Saturday, September 15, 2012

Whistling Past the Graveyard

The Obama Administration's attempt to say that this conflagration in the Middle East is just outrage over the film and not anti-Americanism per se, is utter nonsense.  Very little of the graffiti scrawled on walls near our embassies even mentioned the film, except indirectly by saying that we Americans have insulted their prophet.  Most of it was sheer unadulterated hatred towards America and the west.

What may I ask, does Germany have to do with this film by an American crank?

The details of the assassination of our ambassador by Al-Quaeda-like armed militants will most likely support the assessment that this attack was well planned and carried out under the cover of a supposedly spontaneous protest against the film.  Details are already getting out that some members of the consulate staff were killed or injured at or near a safe house.  Now how did these militants know about that safe house?  And how was it that they were apparently prepared and waiting with grenade launchers and other arms near the safe house when the American convoy showed up?   Wasn't very safe, I guess.  Reports are also now circulating that there had been several previous attempts to attack the consulate in Benghazi.

And the timing of September 11?  Is that a coincidence?  Apparently, the supposedly outrageous film had been on YouTube since July.  How come no "outrage" before then?   This was all clearly orchestrated to ignite and incite the Muslim masses on 9/11/2012 and, in the case of Benghazi, to provide fog-of-war cover -- in this case fog of civil unrest -- to hide the murderous attack of the terrorists.

Egypt's Muslim Brotherhood President Morsi called for a million-man demonstration on Friday but then called it off at the last minute.  Perhaps he received a phone call from the US State Department threatening to cut off all aid to Egypt.  I hope so.  I hope the State Department did that.

While the left was giddy with glee about the prospects of "Arab Spring" and thought it proof that if you are nice to the Muslim world, they will suddenly embrace you and your values of liberty with open arms, more sober minds were more cautious.  Over a year ago Dennis Prager wrote and article about this.
There he gives 8 reasons to be skeptical about the "Arab Spring" that was just beginning.  Reason #4 is this:  "Neither liberty nor tolerance has roots in the Arab world."


But the left-leaning main stream media has ignored this, of course, and now we are seeing that Prager and others were right.

Prager's Reason #8 was: "Egypt is saturated with Jew and Israel hatred."   The hatred of Jews is about as old as Islam itself and the hatred of Zionists in general and Israel in particular stems from the early part of the 20th century.  Obama's Mideast Policy could fairly be summed up with a slight parody on Woodrow Wilson's view of WWI:  To make the Mideast safe for Jew haters.

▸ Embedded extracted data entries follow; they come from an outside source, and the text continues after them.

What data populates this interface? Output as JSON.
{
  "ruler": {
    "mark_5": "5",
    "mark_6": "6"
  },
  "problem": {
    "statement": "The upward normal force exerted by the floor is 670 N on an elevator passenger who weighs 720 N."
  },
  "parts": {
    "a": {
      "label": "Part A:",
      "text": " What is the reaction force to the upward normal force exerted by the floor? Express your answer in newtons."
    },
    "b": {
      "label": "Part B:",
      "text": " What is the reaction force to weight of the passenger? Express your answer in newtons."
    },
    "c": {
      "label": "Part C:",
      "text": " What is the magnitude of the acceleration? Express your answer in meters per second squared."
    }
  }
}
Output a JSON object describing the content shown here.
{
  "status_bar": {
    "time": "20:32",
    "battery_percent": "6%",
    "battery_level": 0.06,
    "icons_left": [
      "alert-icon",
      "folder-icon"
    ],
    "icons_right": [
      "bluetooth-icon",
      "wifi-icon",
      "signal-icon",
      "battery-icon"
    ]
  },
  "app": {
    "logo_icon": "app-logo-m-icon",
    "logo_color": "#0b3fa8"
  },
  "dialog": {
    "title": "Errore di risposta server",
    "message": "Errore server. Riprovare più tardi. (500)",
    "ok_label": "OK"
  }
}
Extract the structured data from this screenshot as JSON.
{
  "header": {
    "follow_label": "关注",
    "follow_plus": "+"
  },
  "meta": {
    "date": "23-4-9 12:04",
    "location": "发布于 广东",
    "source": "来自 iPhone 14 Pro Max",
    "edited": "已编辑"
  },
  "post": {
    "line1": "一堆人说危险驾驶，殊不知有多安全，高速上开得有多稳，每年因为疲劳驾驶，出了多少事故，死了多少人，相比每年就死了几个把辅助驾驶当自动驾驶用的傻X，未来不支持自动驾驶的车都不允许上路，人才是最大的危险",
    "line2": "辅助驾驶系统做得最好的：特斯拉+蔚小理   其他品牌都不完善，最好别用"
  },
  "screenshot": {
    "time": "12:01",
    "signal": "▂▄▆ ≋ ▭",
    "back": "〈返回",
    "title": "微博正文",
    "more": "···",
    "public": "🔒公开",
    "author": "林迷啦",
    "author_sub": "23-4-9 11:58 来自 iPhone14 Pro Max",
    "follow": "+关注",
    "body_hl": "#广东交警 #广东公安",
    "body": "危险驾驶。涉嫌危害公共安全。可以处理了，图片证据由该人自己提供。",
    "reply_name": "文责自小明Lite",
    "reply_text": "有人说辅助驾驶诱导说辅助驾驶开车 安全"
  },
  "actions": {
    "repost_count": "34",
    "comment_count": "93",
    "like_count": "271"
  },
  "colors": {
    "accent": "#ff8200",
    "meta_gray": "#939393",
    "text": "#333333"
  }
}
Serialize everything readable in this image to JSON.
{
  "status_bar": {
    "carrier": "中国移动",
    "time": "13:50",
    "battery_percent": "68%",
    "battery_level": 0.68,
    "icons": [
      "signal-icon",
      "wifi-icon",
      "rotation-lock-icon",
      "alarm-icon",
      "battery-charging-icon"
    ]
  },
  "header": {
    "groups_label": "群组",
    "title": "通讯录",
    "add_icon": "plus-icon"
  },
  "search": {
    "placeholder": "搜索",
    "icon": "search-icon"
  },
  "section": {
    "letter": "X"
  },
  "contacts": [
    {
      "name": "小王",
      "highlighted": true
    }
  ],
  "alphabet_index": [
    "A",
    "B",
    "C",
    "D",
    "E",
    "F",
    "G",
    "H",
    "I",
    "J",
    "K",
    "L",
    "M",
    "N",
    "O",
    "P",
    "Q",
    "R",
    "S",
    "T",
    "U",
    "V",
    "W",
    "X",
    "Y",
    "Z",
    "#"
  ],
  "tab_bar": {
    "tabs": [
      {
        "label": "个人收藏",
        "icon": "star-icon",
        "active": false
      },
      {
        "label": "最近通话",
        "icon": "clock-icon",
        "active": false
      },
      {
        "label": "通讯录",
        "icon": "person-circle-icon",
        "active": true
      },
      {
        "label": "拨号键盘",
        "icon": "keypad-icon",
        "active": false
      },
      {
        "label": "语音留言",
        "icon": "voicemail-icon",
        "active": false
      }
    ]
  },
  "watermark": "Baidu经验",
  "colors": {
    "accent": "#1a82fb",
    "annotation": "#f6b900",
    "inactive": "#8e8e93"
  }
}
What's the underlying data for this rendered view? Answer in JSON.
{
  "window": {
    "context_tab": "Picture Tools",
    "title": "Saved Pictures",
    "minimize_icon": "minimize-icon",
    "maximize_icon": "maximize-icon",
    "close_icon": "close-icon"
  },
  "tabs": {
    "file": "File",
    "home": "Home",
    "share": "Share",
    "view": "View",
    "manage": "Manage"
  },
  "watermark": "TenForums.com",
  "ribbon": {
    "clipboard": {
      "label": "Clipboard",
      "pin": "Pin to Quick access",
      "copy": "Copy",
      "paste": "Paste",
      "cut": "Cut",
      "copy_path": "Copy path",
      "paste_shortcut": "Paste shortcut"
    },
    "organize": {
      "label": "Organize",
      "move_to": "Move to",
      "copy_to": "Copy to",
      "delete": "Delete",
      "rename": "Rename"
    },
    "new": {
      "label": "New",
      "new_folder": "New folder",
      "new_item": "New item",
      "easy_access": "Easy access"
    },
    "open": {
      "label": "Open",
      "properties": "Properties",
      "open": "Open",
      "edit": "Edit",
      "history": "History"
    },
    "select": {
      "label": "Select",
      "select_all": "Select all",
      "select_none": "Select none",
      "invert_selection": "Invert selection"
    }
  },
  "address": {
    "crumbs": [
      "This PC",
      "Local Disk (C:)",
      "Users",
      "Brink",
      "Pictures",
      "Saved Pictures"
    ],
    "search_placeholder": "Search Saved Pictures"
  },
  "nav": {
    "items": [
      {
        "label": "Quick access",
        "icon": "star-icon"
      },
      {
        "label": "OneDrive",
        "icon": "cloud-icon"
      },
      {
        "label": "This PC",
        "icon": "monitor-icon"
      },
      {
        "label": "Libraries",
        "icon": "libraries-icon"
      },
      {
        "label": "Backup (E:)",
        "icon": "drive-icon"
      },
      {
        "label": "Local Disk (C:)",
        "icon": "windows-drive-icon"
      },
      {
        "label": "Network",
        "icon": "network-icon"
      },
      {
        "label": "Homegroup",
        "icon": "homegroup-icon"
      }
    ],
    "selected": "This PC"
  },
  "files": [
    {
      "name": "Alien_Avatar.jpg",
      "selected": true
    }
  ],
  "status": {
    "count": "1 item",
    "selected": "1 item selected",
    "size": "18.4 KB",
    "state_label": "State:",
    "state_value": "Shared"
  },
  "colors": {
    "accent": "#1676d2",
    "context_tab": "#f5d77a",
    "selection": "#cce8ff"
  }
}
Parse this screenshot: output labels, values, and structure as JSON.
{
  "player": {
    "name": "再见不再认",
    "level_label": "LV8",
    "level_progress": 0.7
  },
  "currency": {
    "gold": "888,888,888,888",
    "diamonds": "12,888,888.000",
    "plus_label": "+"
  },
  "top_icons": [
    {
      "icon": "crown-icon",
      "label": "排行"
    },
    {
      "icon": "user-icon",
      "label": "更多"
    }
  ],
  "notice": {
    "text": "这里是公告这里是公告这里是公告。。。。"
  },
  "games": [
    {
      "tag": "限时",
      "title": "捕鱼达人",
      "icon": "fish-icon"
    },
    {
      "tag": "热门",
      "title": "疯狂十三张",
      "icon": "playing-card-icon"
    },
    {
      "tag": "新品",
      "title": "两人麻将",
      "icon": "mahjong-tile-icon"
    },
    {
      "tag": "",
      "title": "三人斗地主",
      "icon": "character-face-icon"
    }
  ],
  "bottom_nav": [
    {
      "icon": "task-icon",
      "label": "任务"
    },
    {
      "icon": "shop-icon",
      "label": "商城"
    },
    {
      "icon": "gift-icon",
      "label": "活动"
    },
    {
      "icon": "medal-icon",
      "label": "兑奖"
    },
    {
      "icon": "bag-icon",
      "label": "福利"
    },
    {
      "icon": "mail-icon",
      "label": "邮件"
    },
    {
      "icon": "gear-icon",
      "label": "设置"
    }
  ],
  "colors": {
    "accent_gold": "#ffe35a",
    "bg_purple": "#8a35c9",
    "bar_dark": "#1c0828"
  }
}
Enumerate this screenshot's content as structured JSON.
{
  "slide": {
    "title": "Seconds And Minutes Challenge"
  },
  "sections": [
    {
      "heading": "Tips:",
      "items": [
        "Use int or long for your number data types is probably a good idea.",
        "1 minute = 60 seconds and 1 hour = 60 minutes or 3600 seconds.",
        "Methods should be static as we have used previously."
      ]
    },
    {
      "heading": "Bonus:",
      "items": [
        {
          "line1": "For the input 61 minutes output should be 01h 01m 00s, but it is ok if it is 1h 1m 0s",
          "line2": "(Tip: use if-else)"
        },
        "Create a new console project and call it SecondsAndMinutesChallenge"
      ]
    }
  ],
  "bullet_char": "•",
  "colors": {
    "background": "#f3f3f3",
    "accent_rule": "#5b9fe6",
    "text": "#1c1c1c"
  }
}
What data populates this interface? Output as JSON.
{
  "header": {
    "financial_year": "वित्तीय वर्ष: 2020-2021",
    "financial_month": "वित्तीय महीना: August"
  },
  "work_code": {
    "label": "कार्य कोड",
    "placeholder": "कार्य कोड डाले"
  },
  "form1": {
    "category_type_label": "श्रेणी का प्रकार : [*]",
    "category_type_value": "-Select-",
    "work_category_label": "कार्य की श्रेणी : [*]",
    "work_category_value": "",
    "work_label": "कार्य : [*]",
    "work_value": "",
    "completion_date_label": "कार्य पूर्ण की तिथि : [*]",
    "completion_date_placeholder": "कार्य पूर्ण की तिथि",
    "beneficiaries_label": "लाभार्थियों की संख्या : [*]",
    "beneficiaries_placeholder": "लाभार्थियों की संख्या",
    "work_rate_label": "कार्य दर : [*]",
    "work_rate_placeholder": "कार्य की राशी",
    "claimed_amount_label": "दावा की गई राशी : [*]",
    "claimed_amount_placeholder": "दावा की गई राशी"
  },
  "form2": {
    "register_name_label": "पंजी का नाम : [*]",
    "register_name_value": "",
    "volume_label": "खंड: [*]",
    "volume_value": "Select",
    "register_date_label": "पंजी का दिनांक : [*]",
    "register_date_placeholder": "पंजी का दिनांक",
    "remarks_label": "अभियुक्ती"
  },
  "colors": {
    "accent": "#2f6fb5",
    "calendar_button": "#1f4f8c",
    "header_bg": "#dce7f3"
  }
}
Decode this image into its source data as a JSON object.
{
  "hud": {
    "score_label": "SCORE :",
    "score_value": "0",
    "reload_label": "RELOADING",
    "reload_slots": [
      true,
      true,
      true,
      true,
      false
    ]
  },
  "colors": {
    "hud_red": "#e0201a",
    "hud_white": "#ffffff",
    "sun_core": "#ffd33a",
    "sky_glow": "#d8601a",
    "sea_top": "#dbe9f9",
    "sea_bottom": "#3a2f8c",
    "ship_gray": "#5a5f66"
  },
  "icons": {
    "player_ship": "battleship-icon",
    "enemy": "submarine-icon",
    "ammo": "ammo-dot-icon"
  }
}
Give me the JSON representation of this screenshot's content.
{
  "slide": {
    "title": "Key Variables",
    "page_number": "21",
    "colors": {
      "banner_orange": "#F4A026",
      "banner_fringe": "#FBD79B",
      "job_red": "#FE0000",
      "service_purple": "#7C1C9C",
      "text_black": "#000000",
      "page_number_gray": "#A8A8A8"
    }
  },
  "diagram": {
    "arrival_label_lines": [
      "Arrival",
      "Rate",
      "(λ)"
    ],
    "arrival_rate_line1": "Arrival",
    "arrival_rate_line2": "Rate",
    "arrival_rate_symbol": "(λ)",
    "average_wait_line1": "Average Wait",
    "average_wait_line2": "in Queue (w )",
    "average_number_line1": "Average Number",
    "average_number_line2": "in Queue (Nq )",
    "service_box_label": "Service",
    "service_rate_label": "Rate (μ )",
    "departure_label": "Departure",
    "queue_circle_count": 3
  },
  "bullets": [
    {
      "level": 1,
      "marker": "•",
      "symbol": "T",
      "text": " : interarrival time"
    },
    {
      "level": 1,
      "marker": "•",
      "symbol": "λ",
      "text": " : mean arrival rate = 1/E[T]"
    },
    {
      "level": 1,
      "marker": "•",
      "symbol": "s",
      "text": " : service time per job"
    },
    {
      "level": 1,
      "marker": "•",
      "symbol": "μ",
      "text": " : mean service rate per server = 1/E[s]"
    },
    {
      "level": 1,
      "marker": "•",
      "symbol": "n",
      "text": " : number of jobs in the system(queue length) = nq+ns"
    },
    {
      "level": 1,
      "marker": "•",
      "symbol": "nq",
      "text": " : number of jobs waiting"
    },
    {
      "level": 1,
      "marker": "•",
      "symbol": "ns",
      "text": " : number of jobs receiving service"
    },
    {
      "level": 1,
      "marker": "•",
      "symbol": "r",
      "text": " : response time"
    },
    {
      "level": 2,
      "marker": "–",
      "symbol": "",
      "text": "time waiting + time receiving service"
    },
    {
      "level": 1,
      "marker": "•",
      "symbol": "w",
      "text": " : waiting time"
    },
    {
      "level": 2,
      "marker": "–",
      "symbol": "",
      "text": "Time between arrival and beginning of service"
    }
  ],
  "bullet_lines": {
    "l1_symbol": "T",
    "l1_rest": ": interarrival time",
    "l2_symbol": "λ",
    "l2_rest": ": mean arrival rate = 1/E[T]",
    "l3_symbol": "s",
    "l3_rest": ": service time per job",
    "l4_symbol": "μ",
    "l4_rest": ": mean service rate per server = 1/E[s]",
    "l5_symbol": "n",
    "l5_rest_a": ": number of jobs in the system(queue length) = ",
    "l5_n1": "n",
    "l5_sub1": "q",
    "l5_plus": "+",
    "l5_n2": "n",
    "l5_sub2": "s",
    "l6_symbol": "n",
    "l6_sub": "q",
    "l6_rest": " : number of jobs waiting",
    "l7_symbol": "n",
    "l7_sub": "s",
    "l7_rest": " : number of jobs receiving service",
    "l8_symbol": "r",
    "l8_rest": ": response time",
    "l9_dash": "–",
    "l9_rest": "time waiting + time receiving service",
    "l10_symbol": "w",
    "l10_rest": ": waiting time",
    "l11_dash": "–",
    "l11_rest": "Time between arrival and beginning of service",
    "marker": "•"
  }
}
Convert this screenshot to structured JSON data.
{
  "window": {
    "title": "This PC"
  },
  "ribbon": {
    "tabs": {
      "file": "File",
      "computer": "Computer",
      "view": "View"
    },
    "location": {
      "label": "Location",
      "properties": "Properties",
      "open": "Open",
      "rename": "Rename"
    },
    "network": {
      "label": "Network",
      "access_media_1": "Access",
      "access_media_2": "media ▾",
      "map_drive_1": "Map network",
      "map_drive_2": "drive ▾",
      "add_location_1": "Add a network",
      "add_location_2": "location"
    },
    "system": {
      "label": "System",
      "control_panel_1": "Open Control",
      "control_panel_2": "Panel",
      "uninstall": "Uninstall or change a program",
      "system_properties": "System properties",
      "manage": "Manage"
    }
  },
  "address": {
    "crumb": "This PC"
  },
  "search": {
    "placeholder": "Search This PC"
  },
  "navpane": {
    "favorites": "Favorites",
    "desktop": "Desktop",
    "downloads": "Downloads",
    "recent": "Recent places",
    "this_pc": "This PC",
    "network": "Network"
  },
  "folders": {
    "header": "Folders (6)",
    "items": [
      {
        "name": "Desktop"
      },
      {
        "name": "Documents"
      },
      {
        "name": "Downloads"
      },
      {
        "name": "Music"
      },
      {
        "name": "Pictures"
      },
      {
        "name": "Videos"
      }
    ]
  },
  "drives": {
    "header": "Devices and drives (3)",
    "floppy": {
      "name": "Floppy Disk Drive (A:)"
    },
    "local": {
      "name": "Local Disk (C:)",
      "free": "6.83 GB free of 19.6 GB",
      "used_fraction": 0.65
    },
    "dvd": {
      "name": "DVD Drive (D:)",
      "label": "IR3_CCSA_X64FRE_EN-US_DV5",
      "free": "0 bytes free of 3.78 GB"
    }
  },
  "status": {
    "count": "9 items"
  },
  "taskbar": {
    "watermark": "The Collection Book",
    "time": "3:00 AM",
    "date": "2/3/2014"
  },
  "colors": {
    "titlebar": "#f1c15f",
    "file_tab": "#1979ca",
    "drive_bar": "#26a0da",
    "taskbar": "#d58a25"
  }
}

From a BBC article posted today:  "According to a June 2012 Pew survey, just 15% of those in Muslim countries held a favourable opinion of the United States, compared to 25% in 2009."

Another maxim that seems to characterize the naivete of President Obama is that "Fools rush in where angels fear to tread."  Probably the biggest let down for the young Egyptians who were perhaps inspired by Mr. Obama's Cairo speech, was that this president is great at giving speeches but much less than great when it comes to following up with action.  Now the Muslim Brotherhood has run roughshod over the secular idealists in Eqypt and Mr. Obama is nowhere to be seen.  So much for democracy!

All of this is very reminiscent of Iran in 1979, when Jimmy Carter's ambassador to the UN Ambassador Andrew Young praised Khomeini's "revolution."   An analysis of US naivete towards Iran during their "revolution" is giving in this article.
The tendency toward wishful thinking continued even after the revolution in February 1979. Whereas Tehran increasingly viewed the U.S. through the darkly hued optic of its paranoid phantasms and loudly demonized America as its Enemy No. 1, Washington plugged its ears and looked back through rose-colored glasses. The American Representative to the UN, Andrew Young, described Khomeini as “some kind of saint,” while National Security Advisor Zbigniew Brzezinski was favorably disposed toward him, since he seemed to Brzezinski to represented an effective barrier against Soviet influence. “We can get along with Khomeini!” was the motto in that summer of 1979.
Will we never learn from history?

Marc Steyn says:
The 400-strong assault force in Benghazi showed up with RPGs and mortars: that's not a spontaneous movie protest; that's an act of war, and better planned and executed than the dying superpower's response to it. Clinton and Dempsey are, to put it mildly, misleading the American people when they suggest otherwise.

One can understand why they might do this, given the fiasco in Libya. The men who organized this attack knew the ambassador would be at the consulate in Benghazi rather than at the embassy in Tripoli. How did that happen? They knew when he had been moved from the consulate to a "safe house," and switched their attentions accordingly.

How did that happen? The U.S. government lost track of its ambassador for 10 hours. How did that happen? Perhaps, when they've investigated Mitt Romney's press release for another three or four weeks, the court eunuchs of the American media might like to look into some of these fascinating questions, instead of leaving the only interesting reporting on an American story to the foreign press.